At a November meeting in Vermont, hosted by the Sanders Foundation, U.S. Senator Bernie Sanders and former Greek Finance Minister Yanis Varoufakis announced the formation of the Progressive International. Their objective is to create a “grassroots movement for global justice” to counter the efforts of extreme right-wing movements in the United States and Europe. Exactly what political actions this entails remains vague.
Sanders and Varoufakis are both democratic socialists, but they are an odd political couple. Sanders has spent most of his life as a professional politician, starting at the municipal level and slowly achieving the national stature that brought him eleven million votes in the last Democratic presidential primary season. Students, seniors, environmentalists, and populists of the left and right have responded positively to his cordial personality as he proposes radical changes in the American economy.
Yanis Varoufakis, on the other hand, is a stern intellectual whose professional life has been centered in universities. His brief political career with SYRIZA focused on efforts to ease the EU’s austerity agenda for Greece. Varoufakis threatened Grexit with the belief the EU would consider that a destabilizing risk not worth taking. When the EU called that bluff, SYRIZA ended up accepting terms even worse than the ones it had labeled unacceptable. Varoufakis resigned his post.
Since his resignation, Varoufakis has published widely in the international press. He ardently champions the ideals of the EU, but argues power must be shifted from unelected bureaucrats (often bankers) to the EU’s parliament. To that end he has created the European Spring Movement (DiEM25), a formation designed to be a unifying force for diverse left-wing movements in the EU. The alliance with Sanders is an adjunct to that coalition.
The main thrust of European Spring is to take on the disintegration of the European ideal by xenophobic, authoritarian, and racist right-wing parties. It seeks to inspire leftists to have more backbone and to act boldly. One tactic being employed to advance the idea of pan-Europeanism is to have citizens of one country run as candidates in another country for seats in the upcoming EU parliamentary elections. Varoufakis, for example, is running to represent a German district. A dozen other individuals are making similar trans-national runs.
European Spring and the Sanders movement are united by their opposition to the increasing efforts of extremist groups to forge goals to be simultaneously advanced in all nations. A strong advocate of this perspective is America’s Steve Bannon, formerly a powerful political advisor to President Trump. Bannon has recently spoken to Marine Le Pen’s National Rally in France and more extremist neo-fascist groups in Italy, Hungary, and Germany about creating international goals and strategies. Sanders is concerned that at a time when he is seeking to move right-wing populists to the left, Bannon is seeking to move left-wing populists to the right.

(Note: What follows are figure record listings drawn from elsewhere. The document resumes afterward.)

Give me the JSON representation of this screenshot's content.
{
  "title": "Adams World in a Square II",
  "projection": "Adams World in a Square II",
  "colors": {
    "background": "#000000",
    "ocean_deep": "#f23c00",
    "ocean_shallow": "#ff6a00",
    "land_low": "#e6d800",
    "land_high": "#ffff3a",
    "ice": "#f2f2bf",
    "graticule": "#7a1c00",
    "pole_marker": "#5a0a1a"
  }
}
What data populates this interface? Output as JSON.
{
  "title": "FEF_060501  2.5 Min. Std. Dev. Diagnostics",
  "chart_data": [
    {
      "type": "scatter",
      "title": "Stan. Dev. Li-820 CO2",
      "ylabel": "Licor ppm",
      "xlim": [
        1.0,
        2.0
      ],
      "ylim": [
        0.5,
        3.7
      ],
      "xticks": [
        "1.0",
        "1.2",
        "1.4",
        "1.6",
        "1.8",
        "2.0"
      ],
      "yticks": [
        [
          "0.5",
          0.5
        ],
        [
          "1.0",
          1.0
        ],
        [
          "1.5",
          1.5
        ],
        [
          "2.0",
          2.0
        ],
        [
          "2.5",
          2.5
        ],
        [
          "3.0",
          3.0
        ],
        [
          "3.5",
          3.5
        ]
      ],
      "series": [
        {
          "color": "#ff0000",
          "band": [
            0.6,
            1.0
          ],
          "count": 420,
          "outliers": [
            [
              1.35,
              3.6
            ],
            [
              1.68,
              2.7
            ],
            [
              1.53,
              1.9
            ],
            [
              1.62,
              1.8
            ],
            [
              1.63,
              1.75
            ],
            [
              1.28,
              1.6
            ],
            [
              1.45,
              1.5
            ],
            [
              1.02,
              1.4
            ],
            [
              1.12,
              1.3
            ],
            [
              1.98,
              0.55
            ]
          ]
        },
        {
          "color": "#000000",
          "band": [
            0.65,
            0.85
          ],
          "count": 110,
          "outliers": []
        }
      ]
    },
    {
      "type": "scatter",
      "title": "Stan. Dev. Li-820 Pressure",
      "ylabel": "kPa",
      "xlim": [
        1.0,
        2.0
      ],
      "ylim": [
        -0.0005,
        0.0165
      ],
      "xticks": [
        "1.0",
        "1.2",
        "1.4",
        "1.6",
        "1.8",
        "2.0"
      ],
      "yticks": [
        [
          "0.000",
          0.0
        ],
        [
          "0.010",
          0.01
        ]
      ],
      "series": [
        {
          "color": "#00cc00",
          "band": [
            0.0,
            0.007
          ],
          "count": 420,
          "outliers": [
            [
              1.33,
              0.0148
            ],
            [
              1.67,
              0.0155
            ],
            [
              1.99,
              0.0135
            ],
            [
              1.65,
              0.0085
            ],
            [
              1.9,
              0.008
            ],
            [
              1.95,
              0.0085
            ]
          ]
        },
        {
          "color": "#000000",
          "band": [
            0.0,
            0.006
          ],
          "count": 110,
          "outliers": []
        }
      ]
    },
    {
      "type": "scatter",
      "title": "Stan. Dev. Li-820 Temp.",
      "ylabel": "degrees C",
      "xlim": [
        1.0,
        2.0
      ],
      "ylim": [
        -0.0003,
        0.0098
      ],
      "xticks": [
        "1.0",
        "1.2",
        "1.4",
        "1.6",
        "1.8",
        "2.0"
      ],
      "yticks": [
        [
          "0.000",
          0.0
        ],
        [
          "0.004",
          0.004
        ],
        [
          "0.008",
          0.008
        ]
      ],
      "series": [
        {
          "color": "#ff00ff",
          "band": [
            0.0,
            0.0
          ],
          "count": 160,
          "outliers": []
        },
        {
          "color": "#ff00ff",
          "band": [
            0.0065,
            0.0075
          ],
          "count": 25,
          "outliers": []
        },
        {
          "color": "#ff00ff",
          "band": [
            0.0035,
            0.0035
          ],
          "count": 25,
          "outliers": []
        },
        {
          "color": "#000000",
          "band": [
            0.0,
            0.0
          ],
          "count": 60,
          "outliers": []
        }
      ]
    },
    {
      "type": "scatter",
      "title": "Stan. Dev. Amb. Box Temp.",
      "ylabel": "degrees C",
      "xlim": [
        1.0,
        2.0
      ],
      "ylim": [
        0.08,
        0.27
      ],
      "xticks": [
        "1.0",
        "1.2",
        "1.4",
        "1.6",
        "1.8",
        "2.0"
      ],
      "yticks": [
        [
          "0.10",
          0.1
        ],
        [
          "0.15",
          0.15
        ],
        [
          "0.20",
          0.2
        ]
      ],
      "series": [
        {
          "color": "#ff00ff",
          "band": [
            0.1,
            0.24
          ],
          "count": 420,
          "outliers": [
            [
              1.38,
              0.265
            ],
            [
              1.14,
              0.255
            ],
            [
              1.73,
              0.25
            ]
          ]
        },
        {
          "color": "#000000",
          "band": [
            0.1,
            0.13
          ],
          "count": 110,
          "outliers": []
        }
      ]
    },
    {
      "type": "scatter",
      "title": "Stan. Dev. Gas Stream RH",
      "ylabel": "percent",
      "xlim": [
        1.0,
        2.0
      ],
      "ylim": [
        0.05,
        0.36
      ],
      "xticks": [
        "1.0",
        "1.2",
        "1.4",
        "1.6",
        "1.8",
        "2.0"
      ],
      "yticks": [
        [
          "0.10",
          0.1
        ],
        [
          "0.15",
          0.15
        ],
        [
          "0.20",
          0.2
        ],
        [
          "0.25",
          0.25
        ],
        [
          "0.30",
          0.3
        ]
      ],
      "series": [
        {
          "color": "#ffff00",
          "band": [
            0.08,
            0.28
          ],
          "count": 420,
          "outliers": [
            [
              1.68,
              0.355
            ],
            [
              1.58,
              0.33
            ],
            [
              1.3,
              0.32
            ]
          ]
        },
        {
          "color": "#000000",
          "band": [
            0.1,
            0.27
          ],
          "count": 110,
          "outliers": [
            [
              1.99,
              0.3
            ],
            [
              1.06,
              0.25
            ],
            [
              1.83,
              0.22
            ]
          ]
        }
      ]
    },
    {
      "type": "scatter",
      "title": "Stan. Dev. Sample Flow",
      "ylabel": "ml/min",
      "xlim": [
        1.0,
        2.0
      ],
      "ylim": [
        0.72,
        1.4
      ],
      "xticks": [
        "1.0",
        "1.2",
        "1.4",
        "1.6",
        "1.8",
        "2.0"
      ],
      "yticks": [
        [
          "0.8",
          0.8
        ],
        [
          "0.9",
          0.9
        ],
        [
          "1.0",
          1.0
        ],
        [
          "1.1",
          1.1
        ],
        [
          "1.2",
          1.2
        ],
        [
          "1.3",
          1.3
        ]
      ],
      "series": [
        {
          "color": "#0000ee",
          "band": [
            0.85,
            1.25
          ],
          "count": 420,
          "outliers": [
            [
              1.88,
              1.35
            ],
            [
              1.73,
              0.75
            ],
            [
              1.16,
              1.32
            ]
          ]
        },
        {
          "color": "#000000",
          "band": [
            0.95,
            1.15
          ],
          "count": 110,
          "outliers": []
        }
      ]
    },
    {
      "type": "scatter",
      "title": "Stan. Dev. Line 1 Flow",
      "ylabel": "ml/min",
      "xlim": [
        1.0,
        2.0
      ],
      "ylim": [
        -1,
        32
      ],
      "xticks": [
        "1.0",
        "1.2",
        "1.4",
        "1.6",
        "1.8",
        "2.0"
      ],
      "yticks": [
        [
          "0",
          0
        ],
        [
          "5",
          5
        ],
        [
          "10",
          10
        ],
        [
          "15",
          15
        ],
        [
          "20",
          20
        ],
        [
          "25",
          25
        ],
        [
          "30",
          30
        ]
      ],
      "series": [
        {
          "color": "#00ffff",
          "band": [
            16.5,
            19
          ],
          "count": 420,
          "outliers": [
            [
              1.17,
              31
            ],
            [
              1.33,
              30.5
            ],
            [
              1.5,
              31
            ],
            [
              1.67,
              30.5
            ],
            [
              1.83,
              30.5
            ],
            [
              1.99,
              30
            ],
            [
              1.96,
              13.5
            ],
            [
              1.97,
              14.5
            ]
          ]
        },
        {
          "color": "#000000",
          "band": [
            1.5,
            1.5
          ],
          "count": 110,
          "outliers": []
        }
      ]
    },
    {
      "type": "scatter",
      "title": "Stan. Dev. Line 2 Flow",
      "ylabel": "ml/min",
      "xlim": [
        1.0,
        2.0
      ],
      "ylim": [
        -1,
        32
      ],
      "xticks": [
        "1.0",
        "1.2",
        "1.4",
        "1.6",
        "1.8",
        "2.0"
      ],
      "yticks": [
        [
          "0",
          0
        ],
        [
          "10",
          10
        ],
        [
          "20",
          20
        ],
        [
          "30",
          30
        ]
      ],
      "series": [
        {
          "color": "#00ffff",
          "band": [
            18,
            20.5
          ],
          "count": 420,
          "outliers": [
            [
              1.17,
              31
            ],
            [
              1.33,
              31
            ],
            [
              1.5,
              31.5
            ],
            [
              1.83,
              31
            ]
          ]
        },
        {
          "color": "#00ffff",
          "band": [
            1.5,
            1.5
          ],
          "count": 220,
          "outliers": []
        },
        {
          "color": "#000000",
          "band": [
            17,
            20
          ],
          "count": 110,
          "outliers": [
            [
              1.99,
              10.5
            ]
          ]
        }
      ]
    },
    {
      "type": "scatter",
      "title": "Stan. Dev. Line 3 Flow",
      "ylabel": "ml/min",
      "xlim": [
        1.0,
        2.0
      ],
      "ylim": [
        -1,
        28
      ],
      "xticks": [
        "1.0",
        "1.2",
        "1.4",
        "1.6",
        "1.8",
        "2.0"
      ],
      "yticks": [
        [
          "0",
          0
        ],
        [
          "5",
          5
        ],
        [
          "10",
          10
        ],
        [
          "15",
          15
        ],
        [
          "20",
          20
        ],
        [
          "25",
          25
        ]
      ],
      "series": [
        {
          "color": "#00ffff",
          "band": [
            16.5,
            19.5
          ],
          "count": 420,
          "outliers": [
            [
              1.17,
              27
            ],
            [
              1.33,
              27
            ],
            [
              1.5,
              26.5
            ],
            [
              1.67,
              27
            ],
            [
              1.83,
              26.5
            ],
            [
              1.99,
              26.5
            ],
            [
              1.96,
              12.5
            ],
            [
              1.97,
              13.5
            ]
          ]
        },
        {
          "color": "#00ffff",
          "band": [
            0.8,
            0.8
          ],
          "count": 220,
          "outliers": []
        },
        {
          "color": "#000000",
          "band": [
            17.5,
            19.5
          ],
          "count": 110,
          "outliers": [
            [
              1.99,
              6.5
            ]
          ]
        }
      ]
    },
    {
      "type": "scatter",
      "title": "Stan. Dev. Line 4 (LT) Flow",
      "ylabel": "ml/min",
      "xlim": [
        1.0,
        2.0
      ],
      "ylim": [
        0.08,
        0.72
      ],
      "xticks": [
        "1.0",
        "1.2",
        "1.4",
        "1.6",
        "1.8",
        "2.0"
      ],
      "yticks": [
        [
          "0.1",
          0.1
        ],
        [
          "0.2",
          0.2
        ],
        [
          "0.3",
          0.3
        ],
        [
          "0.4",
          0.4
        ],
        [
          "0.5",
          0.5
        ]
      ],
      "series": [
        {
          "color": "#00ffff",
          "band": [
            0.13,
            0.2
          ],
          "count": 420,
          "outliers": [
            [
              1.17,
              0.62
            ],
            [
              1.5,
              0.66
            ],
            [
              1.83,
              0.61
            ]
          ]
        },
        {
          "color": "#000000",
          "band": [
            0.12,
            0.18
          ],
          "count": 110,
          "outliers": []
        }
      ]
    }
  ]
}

Sanders also is aware that many of the individuals he has inspired to become political activists lack foreign policy experience. Progressive International will allow them to have personal contacts with Europeans counterparts and to get a more sophisticated understanding of how critical issues are being addressed in other nations. Sanders states that since trans-national corporations dominate the world’s economies, a transnational response is required to stem their excesses. Among those endorsing his efforts are Noam Chomsky, Cornell West, James K. Galbraith, Danny Glover, and Jeffrey Sachs.
Many traditional and insurgent parties of the European left are wary of Varoufakis’s efforts. They consider him an intellectual prima donna who doesn’t understand how much on-the-ground organization is needed to achieve lofty goals. They wonder if the effect of the European Spring may be as divisive as that of the once-celebrated Arab Spring. They note that fringe parties in DiEM25 collectively won only 3% of the vote in the last EU parliamentary election.
Among those dubious of European Spring are the Labor Party (UK), Podemos (Spain), and Die Linke (Germany). They believe Varoufakis’s approach harms rather than advances their electoral chances. They are particularly wary of the European Spring’s lack of clarity regarding immigration reform, a major “hot button” issue in Europe. European Spring is opposed to “forced integration” of Europe but supports the freedom of movement as a principle. What that means regarding the refugees and immigrants from the Middle East and Africa that want to enter the EU remains unclear.
Whatever doubts some have of Varoufakis staying power, he is constantly presenting his views throughout Europe and the United States. After his appearance in Vermont, for example, Varoufakis spoke at major institutions such as New York’s prestigious New School, had a meeting with The Nation which led to a major feature story, and still had the energy to meet with a community group in Brooklyn.
The long-term ambitions of Progressive International have been aptly summarized by one of its members, Nikhil Goyal, author of Schools on Trial, “We need to have opportunities to mull over, debate, analyze, and thrust out the details of the agenda we are pursuing for the United States and the rest of the world.” What actual impact that perspective may have will begin to be visible in the European parliamentary elections of May 2019 and the debates already emerging about the American presidential election of 2020.